The gloomy prognosis from “one of the most senior market players, speaking on the basis of anonymity for fear of facing instant dismissal”, said the Government’s hope that €6 billion in cuts would help Ireland’s cause when it returned to the bond markets next year was “snookered” and it would be impossible to sell a single Irish bond next year.
German Chancellor Angela Merkel’s statement last week that she may move to protect German taxpayers from Greek, Irish and Portuguese national debts has sharply increased our chances of being forced into a “disastrous” and “hugely costly” EU/IMF bailout, the source said.
“As things stand, why would anyone lend Ireland a single euro when there is a risk that you only get 70c back in the German-inspired default,” he said.
It could be time to subsume the country into Ryanair. The budget airline is not only profitable but is borrowing money to buy new aircraft for 40% less than Ireland Inc is managing to right now from international investors, according to a report in The Sunday Tribune.

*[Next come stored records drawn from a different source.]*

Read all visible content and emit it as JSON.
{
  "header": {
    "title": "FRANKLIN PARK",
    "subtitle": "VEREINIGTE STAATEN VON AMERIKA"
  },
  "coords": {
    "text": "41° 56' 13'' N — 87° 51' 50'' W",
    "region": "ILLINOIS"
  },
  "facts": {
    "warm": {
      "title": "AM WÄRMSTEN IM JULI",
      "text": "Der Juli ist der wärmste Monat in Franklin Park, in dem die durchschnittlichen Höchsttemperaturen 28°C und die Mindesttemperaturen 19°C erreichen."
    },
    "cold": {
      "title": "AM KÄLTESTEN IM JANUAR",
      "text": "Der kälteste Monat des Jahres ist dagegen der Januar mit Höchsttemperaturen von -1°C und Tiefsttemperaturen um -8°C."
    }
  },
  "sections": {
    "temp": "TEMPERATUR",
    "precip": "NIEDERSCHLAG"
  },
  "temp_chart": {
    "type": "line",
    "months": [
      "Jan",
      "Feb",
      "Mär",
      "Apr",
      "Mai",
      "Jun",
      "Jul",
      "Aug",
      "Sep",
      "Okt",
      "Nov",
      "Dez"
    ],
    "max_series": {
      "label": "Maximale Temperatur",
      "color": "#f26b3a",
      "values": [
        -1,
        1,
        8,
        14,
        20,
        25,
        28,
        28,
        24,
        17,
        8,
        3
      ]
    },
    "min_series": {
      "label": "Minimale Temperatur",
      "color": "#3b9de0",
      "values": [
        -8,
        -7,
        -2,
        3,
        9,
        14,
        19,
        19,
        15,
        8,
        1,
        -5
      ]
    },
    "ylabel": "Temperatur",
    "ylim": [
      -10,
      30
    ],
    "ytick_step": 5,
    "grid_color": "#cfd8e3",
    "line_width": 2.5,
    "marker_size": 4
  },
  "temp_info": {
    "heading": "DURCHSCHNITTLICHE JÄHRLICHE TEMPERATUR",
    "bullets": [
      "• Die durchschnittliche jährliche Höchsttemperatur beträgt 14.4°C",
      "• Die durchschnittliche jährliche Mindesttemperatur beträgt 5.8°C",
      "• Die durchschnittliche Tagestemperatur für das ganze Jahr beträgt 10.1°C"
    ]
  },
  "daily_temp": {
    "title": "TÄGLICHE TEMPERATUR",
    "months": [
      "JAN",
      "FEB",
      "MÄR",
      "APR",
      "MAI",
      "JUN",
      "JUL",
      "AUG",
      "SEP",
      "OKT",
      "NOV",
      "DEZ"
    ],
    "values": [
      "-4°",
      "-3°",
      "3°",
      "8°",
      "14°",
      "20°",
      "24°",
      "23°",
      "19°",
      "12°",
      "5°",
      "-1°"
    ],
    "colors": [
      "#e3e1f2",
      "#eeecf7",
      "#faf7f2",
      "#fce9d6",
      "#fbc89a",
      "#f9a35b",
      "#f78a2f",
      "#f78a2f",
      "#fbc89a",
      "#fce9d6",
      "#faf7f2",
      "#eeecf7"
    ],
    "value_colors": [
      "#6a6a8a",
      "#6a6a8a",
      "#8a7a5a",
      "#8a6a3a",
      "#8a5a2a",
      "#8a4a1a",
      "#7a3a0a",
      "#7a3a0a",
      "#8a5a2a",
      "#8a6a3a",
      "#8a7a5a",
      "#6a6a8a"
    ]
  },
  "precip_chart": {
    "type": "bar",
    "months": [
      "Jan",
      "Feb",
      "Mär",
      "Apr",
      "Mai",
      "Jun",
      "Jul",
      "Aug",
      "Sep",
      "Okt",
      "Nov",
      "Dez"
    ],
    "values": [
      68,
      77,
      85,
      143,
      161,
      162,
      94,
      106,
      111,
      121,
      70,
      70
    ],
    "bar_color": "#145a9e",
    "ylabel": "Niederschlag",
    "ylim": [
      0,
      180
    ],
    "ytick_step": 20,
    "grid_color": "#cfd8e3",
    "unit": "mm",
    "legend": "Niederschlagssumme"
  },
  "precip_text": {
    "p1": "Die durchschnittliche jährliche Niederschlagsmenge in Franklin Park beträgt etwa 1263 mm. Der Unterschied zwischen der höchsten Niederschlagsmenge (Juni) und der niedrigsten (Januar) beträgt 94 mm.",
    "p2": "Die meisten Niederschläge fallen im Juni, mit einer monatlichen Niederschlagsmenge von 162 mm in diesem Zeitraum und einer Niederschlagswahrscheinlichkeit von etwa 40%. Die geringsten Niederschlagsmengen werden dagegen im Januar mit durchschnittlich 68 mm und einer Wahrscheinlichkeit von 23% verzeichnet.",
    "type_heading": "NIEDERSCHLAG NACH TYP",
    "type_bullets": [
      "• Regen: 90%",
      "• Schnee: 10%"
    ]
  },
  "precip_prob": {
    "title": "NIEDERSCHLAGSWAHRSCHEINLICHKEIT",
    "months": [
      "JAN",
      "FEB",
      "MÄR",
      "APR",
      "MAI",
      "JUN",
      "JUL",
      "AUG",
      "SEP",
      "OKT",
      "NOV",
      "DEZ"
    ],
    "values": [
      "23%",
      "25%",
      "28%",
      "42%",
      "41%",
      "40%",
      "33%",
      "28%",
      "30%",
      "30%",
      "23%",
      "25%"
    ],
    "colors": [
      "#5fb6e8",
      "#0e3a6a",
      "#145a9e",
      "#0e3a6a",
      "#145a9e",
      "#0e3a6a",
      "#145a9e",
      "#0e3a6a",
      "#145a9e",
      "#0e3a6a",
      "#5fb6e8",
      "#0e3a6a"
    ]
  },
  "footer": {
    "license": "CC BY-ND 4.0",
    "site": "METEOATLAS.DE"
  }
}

“We are borrowing seven and 12-year money at less than 3%, whereas the Irish government is borrowing at 7.5%,” chief executive Michael O’Leary told the newspaper. “But then again, we have €3 billion in cash on our balance sheet and are running a profitable company.”
O’Leary is taking advantage of the US Government’s Export/Import Bank, which is providing cheap money to support sales of aircraft manufacturer Boeing.
Perhaps Boston is a better bet than Berlin after all.